Back in Switzerland at the University of Basel, Barth continued his monumental work of systematic theology called Church Dogmatics which would run to 6,000,000 words in thirteen volumes  but remain unfinished at his death. His fame as a theologian was enormous but he also encountered controversy when he adopted political positions that seemed at times pacifist and insufficiently anti-Communist.

May 3

St James the Lesser

Saint James, as “the son of Alphaeus” appears four times in Scripture in lists of the Twelve Apostles. There are, however, a number  of other appearances by a figure named James and sorting them out has been a challenge. He was clearly not James “son of Zebedee”, but was he the James “son of Mary”, or perhaps the James “brother of the Lord”, mentioned in Galatians? Catholic tradition has it that he was son of Alphaeus and Mary and brother (which is to say “cousin”) of Jesus.

James appears to have been prominent in the Christian community in Jerusalem. He met with Paul on a number of occasions and agreed with the decision that Gentile converts need not adhere to Jewish ritual law. Whether he was martyred by being thrown off the Temple and beaten with clubs or crucified in Egypt is uncertain but a club has long been used in art as his symbol. He is the patron saint of druggists and fullers (both professions use clubs), milliners, and Uruguay.

April 17

Today is Easter. In my home church of St Margaret’s Anglican in Winnipeg, and in many other churches, they are preaching this homily of St John Chrysostom as they do annually.

If any be devout and God-loving, let him enjoy this fair and radiant triumph. If any be a good and wise servant, let him enter rejoicing into the joy of his Lord. If any be weary of fasting, let him now receive his reward. If any have labored from the first hour, let him receive today his rightful due. If any have come at the third hour, let him feast with thankfulness. If any have arrived at the sixth hour, let him in no wise be in doubt, for in no wise shall he suffer loss. If any be delayed even until the ninth hour, let him draw near, doubting nothing, fearing nothing. If any have tarried even until the eleventh hour, let him not be fearful on account of his lateness; for the Master, Who is jealous of His honor, receiveth the last even as the first.
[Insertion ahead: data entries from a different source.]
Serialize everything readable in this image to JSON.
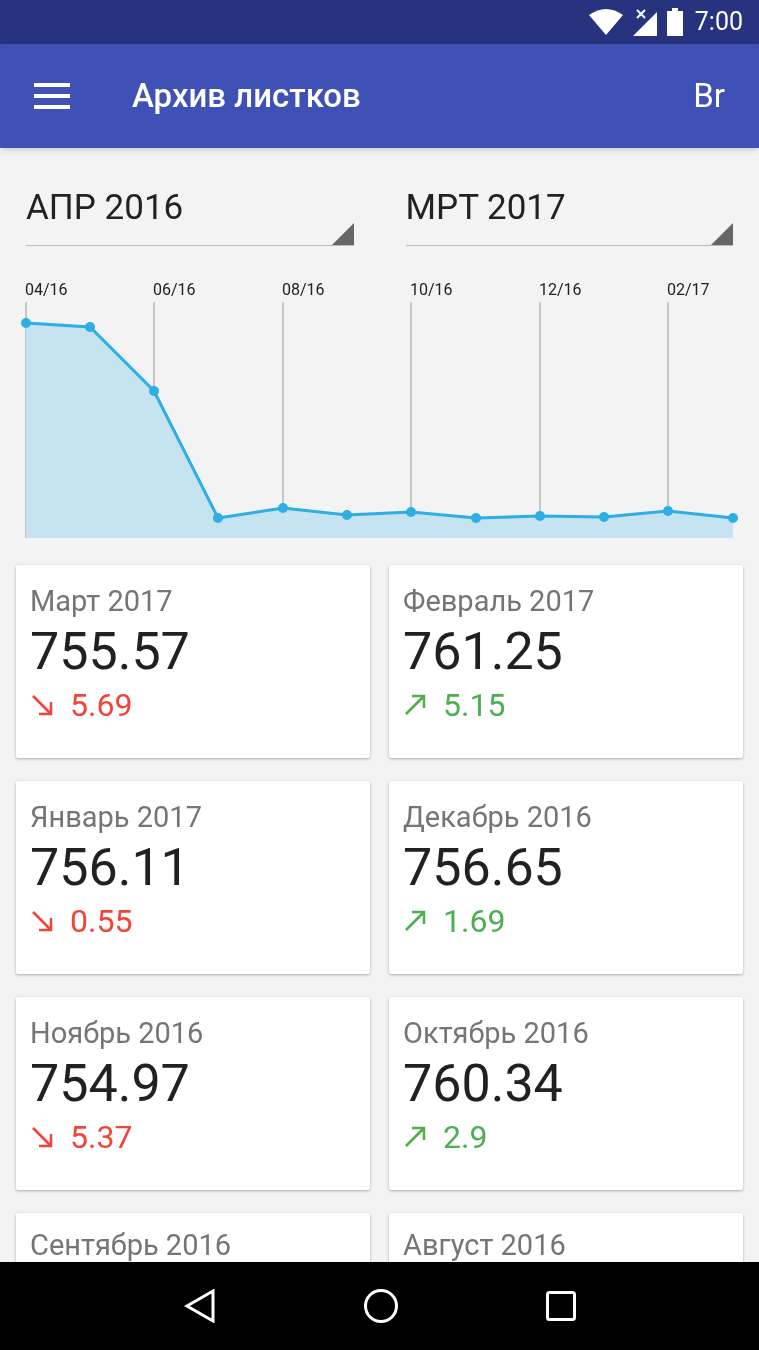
{
  "status_bar": {
    "time": "7:00"
  },
  "app_bar": {
    "title": "Архив листков",
    "action": "Br"
  },
  "range": {
    "from": "АПР 2016",
    "to": "МРТ 2017"
  },
  "chart_labels": [
    "04/16",
    "06/16",
    "08/16",
    "10/16",
    "12/16",
    "02/17"
  ],
  "cards": [
    {
      "month": "Март 2017",
      "value": "755.57",
      "rising": false,
      "change": "5.69"
    },
    {
      "month": "Февраль 2017",
      "value": "761.25",
      "rising": true,
      "change": "5.15"
    },
    {
      "month": "Январь 2017",
      "value": "756.11",
      "rising": false,
      "change": "0.55"
    },
    {
      "month": "Декабрь 2016",
      "value": "756.65",
      "rising": true,
      "change": "1.69"
    },
    {
      "month": "Ноябрь 2016",
      "value": "754.97",
      "rising": false,
      "change": "5.37"
    },
    {
      "month": "Октябрь 2016",
      "value": "760.34",
      "rising": true,
      "change": "2.9"
    },
    {
      "month": "Сентябрь 2016"
    },
    {
      "month": "Август 2016"
    }
  ]
}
He giveth rest to him that cometh at the eleventh hour, as well as to him that hath labored from the first hour; and to the last He is merciful, and the first He pleaseth; to the one He giveth, and to the other He bestoweth; and He receiveth the works, and welcometh the intention; and the deed He honoureth, and the offering He praiseth. Wherefore, then, enter ye all into the joy of your Lord; both the first and the second, receive ye your reward. Ye rich and ye poor, with one another exult.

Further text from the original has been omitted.